- Glasgow Location within Oregon Glasgow Location within the United States
- Coordinates: 43°26′14″N 124°11′46″W﻿ / ﻿43.43722°N 124.19611°W
- Country: United States
- State: Oregon
- County: Coos

Area
- • Total: 3.22 sq mi (8.35 km^{2})
- • Land: 3.22 sq mi (8.35 km^{2})
- • Water: 0 sq mi (0.00 km^{2})
- Elevation: 453 ft (138 m)

Population (2020)
- • Total: 785
- • Density: 243.6/sq mi (94.06/km^{2})
- Time zone: UTC-8 (Pacific (PST))
- • Summer (DST): UTC-7 (PDT)
- ZIP code: 97459
- Area codes: 458 and 541
- FIPS code: 41-29100
- GNIS feature ID: 2611732

= Glasgow, Oregon =

Unincorporated community in the state of Oregon, United States

Glasgow is an unincorporated community in Coos County, Oregon, United States. For statistical purposes, the United States Census Bureau has defined Glasgow as a census-designated place (CDP). The census definition of the area may not precisely correspond to local understanding of the area with the same name. As of the 2020 census the Glasgow CDP had a population of 785.

Glasgow is located on the north side of Coos Bay, about 6 mi north of the city of Coos Bay, just east of U.S. Route 101.

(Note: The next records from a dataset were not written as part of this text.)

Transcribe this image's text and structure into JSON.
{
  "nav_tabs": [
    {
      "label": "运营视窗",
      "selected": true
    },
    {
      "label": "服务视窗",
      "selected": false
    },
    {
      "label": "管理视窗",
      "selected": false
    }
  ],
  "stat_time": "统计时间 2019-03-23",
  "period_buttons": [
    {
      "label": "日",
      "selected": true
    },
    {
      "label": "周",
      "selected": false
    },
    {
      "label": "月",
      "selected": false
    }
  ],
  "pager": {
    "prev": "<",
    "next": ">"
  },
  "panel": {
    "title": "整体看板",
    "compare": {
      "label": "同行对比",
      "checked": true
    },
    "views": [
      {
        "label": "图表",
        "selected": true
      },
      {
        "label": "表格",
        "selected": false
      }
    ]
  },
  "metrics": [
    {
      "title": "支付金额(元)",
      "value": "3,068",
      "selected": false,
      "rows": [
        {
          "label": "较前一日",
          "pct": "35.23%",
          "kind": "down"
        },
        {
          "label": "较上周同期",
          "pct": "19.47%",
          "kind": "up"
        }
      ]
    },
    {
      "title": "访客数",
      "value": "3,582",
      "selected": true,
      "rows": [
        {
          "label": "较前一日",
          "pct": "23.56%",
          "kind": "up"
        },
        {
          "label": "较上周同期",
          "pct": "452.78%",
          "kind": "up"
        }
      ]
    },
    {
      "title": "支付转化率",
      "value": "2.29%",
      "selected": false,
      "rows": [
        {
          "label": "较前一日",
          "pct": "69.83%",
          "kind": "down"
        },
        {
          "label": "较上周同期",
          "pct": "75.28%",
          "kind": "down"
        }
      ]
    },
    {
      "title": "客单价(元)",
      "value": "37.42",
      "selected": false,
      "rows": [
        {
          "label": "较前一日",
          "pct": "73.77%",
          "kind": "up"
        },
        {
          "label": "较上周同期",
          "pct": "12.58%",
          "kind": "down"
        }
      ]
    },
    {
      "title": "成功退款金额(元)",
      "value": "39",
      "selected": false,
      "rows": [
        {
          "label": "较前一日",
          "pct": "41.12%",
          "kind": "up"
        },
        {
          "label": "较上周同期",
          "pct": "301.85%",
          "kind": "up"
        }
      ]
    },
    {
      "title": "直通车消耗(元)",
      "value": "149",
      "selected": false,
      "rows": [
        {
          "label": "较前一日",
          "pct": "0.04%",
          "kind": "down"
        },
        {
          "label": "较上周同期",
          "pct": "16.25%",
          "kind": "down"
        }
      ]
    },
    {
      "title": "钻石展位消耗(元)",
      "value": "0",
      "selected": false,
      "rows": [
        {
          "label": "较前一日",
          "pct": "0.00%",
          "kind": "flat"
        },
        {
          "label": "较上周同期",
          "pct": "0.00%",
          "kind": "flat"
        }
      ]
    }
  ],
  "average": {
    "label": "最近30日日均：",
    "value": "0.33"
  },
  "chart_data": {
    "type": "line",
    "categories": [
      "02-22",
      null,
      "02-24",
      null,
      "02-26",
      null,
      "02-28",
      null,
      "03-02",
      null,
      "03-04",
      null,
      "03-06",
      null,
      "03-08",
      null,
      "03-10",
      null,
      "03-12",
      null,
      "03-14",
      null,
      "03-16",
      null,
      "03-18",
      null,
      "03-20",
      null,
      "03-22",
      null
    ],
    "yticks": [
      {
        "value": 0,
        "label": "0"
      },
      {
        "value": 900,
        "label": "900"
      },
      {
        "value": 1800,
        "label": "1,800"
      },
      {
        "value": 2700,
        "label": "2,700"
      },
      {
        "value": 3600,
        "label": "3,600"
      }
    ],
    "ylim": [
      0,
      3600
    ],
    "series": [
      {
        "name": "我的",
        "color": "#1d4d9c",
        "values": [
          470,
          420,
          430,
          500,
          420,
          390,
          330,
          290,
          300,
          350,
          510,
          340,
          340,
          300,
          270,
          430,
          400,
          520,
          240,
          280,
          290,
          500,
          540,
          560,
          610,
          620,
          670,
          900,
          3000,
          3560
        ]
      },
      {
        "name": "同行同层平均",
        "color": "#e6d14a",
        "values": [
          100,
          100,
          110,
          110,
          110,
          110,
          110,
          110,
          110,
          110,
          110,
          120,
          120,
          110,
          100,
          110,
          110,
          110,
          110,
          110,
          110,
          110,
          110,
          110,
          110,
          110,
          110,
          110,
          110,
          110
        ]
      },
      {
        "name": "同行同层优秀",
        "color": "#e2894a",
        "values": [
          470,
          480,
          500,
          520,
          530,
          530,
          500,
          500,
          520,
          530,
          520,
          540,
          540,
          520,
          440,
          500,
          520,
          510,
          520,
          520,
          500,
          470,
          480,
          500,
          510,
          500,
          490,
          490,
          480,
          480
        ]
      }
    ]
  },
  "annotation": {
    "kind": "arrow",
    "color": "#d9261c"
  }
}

The community was founded by real estate speculators in the 1890s, including Henry L. Pittock, Phil Metschan, and Admiral Schley of the Pacific Coal & Transportation Company. The community did not flourish until 30 years after its founding, when construction of Route 101 made Glasgow the northern terminus of the ferry from North Bend, which was used to cross the bay prior to the completion of the Coos Bay Bridge. The place was supposedly named by a Scot because it reminded him of Glasgow, Scotland, but the authors of Oregon Geographic Names were unable to verify this.

Glasgow has a store and a Grange hall, the North Bayside Grange, also known as the Glasgow Grange, that was built in 1928. A humorous sign at the store states that the community's population is "275.5", the .5 for store owner and "self-proclaimed mayor", Jack S. Stevens.
==Demographics==
As of the 2020 census, there were 785 people, 395 housing units, and 394 families in the CDP. There were 683 White people,3 African Americans, 15 Native Americans, 17 Asians, 6 people from some other race, and 61 people from two or more races. 334 people were from Hispanic or Latino.

The ancestry in Glasgow was 19.4% Irish, 16.9% German, 6.8% English, 5.7% Italian, 3.8% Scottish, and 3.4% Polish.

The median age was 57.3 years old. 31.3% of the population were older than 65, with 18.0% between the ages of 65 and 74, 12.0% between the ages of 75 and 84, and 1.4% 85 or older.

Historical population
| Census | Pop. | Note | %± |
| 2010 | 763 |  | — |
| 2020 | 785 |  | 2.9% |
U.S. Decennial Census

==Education==
It is in the North Bend School District 13. The comprehensive high school is North Bend High School.